Megan Jacobs says about herself:
“I am an artist based in New Mexico. My work explores delicate relationships—our existence as material and concept, the interweaving between two partners in love and the bond of parent and child. The materials that I works with: photographs, video projections, time-based media, glass, and ice, function metaphorically to illustrate the ambiguity of the body and the mutability of memory and identity.
My work has been featured in Musee Magazine, Lenscratch, Feature Shoot, Frankie Magazine, and more. My work has been exhibited nationally and internationally and has been part of exhibitions at Saatchi Gallery (online), the Museum of New Art (MONA), the Pingyao International Photography Festival, Pingyao, China, GoEun Museum of Photography, Busan, Korea, Unitec Institute of Technology, Auckland, New Zealand, the International Symposium on Electronic Art (ISEA).
I earned an MFA in photography from the University of New Mexico and a BA from Smith College. I am an Associate Professor in the Honors College at the University of New Mexico. I value my role as an educator and a working artist and welcome opportunities that relate to guest lectures, visiting institutions, conducting portfolio reviews, and collaborative efforts.”
About ‘Mi Familia‘:
The series, Mi Familia, explores the vulnerability, intimacy, and joy of motherhood and familial life. Joyous, and at times melancholic, the photographs explore fleeting and momentous moments as well as the detritus of childhood. The series explores moments that normally wouldn’t be included in a family photo album such as images that explore subtle, ineffable moments. The images also explore kinesthetic experiences that tie us to place—experiences that are rooted in childhood and yet are often dormant in adulthood—the beauty of laundry billowing in the wind or the warmth of summer rays on one’s skin.
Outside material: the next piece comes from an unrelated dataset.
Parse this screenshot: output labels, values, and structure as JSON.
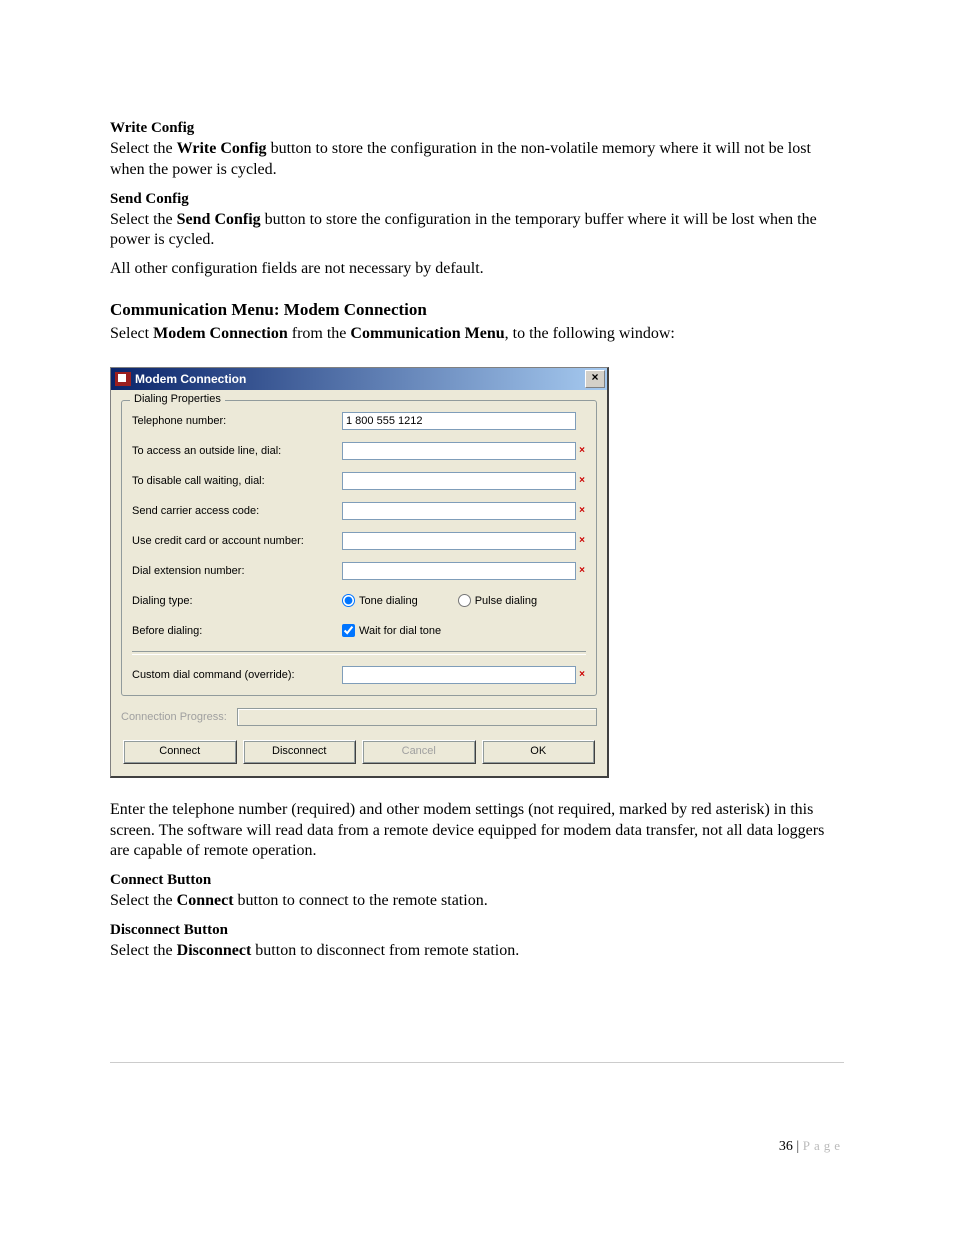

The work pays tribute to the astute ways that children observe and see the world and explores how parents mark the passage of time as framed by family rituals and seasonal changes. The series seeks to create empathy, illicit nostalgia, and honor the sanctity of childhood through the creation of moments filled with the magic of play, which is often enveloped in the natural world. Aesthetically, the work seeks to create an ethereal beauty that rests on love’s wings.